What a Lean-Agile Center of Excellence means exactly, will vary from person to person and company to company. To us, Lean-Agile Center of Excellence is synonymous with a small group of people that

puts in place what we need to put in place to make lean-agile happen and bring home the benefits of lean-agile ways of working.

If we double-click on the very general statement, we can simplify this by saying that the job is to ensure the organization has the following structures:

  • An in-house agile coaching & consultancy unit that can be asked to create Quick-Start teams and trains as well as support them over their first 18 months. Depending on the size of the organization this can be a unit of anything from 5 to 50 or more people working full time
  • A hands-on and operative lean-agile portfolio management team that drive the vision, direction, Kanban-system and metrics for multiple trains and units. This is the team that coordinates, supports and prepares the way for the actual decision makers. Again, depending on the size of the organization, this is likely a team of 2-9 persons where at least a few are almost full time.

Another perspective

Group 1 with sub-group:

Drive change on a strategic and tactical level.

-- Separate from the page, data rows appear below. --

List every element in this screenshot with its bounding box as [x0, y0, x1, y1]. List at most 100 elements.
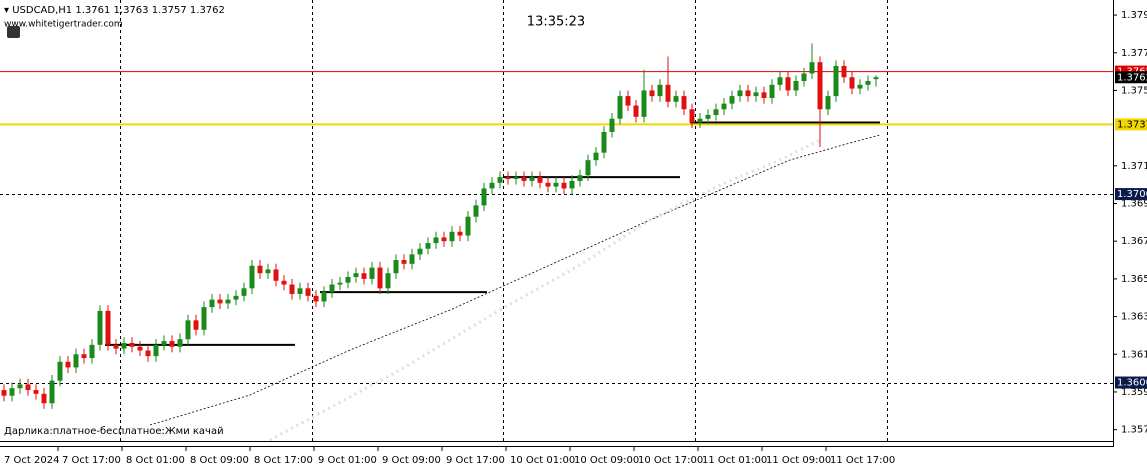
high: 1.3763	[114, 5, 149, 16]
y-tick-label: 1.3695	[1121, 199, 1147, 210]
candle-body	[193, 320, 199, 330]
symbol-name: USDCAD,H1	[12, 5, 72, 16]
y-tick-label: 1.3575	[1121, 425, 1147, 436]
candle-body	[145, 350, 151, 357]
candle-body	[689, 109, 695, 123]
y-tick-label: 1.3615	[1121, 349, 1147, 360]
candle-body	[865, 81, 871, 85]
y-tick-label: 1.3635	[1121, 312, 1147, 323]
candle-body	[345, 277, 351, 283]
candle-body	[65, 361, 71, 368]
candle-body	[809, 62, 815, 74]
candle-body	[81, 354, 87, 359]
low: 1.3757	[152, 5, 187, 16]
candle-body	[537, 177, 543, 183]
y-tick-label: 1.3655	[1121, 274, 1147, 285]
candle-body	[569, 180, 575, 189]
x-tick-label: 9 Oct 17:00	[446, 455, 505, 466]
candle-body	[201, 307, 207, 330]
candle-body	[513, 177, 519, 180]
candle-body	[713, 109, 719, 115]
candle-body	[369, 267, 375, 279]
candle-body	[673, 96, 679, 102]
y-tick-label: 1.3755	[1121, 85, 1147, 96]
candle-body	[289, 284, 295, 294]
candle-body	[417, 248, 423, 255]
candle-body	[649, 90, 655, 97]
candle-body	[169, 341, 175, 347]
candle-body	[641, 90, 647, 117]
candle-body	[857, 84, 863, 89]
candle-body	[329, 284, 335, 293]
candle-body	[729, 96, 735, 104]
candle-body	[353, 273, 359, 278]
candle-body	[737, 90, 743, 97]
candle-body	[337, 282, 343, 285]
site: www.whitetigertrader.com	[4, 20, 123, 30]
day-separators	[120, 0, 888, 441]
candle-body	[489, 182, 495, 189]
candle-body	[393, 260, 399, 274]
candle-body	[601, 131, 607, 153]
candle-body	[817, 62, 823, 110]
candle-body	[305, 288, 311, 296]
open: 1.3761	[75, 5, 110, 16]
candle-body	[745, 90, 751, 97]
candle-body	[241, 288, 247, 296]
candle-body	[89, 344, 95, 359]
candle-body	[249, 265, 255, 289]
candle-body	[873, 77, 879, 80]
candle-body	[41, 393, 47, 404]
candle-body	[441, 237, 447, 242]
candle-body	[753, 92, 759, 97]
candle-body	[609, 118, 615, 132]
candle-body	[697, 118, 703, 123]
candle-body	[657, 84, 663, 97]
x-tick-label: 10 Oct 09:00	[574, 455, 639, 466]
price-tag	[1115, 376, 1147, 389]
x-tick-label: 8 Oct 17:00	[254, 455, 313, 466]
note: Дарлика:платное-бесплатное:Жми качай	[4, 426, 224, 437]
candle-body	[297, 288, 303, 294]
candle-body	[385, 273, 391, 289]
candle-body	[361, 273, 367, 279]
y-tick-label: 1.3795	[1121, 10, 1147, 21]
candle-body	[209, 299, 215, 308]
candle-body	[721, 103, 727, 110]
y-tick-label: 1.3595	[1121, 387, 1147, 398]
candle-body	[17, 384, 23, 389]
price-tag	[1115, 118, 1147, 131]
candle-body	[161, 341, 167, 345]
band	[269, 138, 821, 442]
candle-body	[545, 182, 551, 187]
candle-body	[185, 320, 191, 340]
candle-body	[273, 269, 279, 281]
candle-body	[841, 65, 847, 78]
candle-body	[153, 344, 159, 357]
price-tag	[1115, 188, 1147, 201]
candle-body	[433, 237, 439, 244]
candle-body	[529, 177, 535, 181]
candle-body	[121, 342, 127, 349]
candle-body	[425, 243, 431, 249]
x-tick-label: 9 Oct 01:00	[318, 455, 377, 466]
close: 1.3762	[190, 5, 225, 16]
candle-body	[321, 292, 327, 302]
candle-body	[137, 346, 143, 351]
candle-body	[465, 216, 471, 236]
candle-body	[833, 65, 839, 97]
candle-body	[633, 105, 639, 117]
candle-body	[473, 205, 479, 217]
candle-body	[593, 152, 599, 161]
x-tick-label: 11 Oct 01:00	[702, 455, 767, 466]
candle-body	[457, 231, 463, 236]
candle-body	[521, 177, 527, 181]
candle-body	[129, 342, 135, 347]
candle-body	[257, 265, 263, 274]
candle-body	[705, 114, 711, 119]
candle-body	[177, 339, 183, 347]
plot: 1.3795 1.3775 1.3755 1.3715 1.3695 1.3675 1.36…	[0, 10, 1147, 466]
y-tick-label: 1.3715	[1121, 161, 1147, 172]
candle-body	[401, 260, 407, 264]
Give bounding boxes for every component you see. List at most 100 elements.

This is the larger group that Kotter refers to as the “Coalition of Change”. This larger group is supported by a smaller sub-group of people that can dedicate a significant part of their time to driving change and supporting the larger group.


Group (unit) 2:

Make change happen on an operative level. At the end of the day, talk and strategies must turn into action. Courses must be held, organizational re-design sessions need to be facilitated, trains need to be started and coached, and there may be up to hundreds of teams to coach and train. All this requires some serious competence and volume time from quite a few people.


Group 3 with stakeholders:

Co-ordinate and drive the portfolio process. This is the small and almost full time team that is the heartbeat of the portfolio process. The team does not make the decisions, but rather drives the visionary and strategic processes, manages the portfolio Kanban system and ensures there are a coherent set of metrics. There is larger group of top-level business executives around this group that make the actual decisions.

When you decide to go lean-agile at scale you will likely start with group 1. Soon group 2 must come into existence, or no change will happen in reality because group 1 will simply have neither the time nor the skills to make it happen. As the size of the organization that has transformed into a lean-agile set-up increases group 3 must come into existence bring home the benefits on an enterprise level.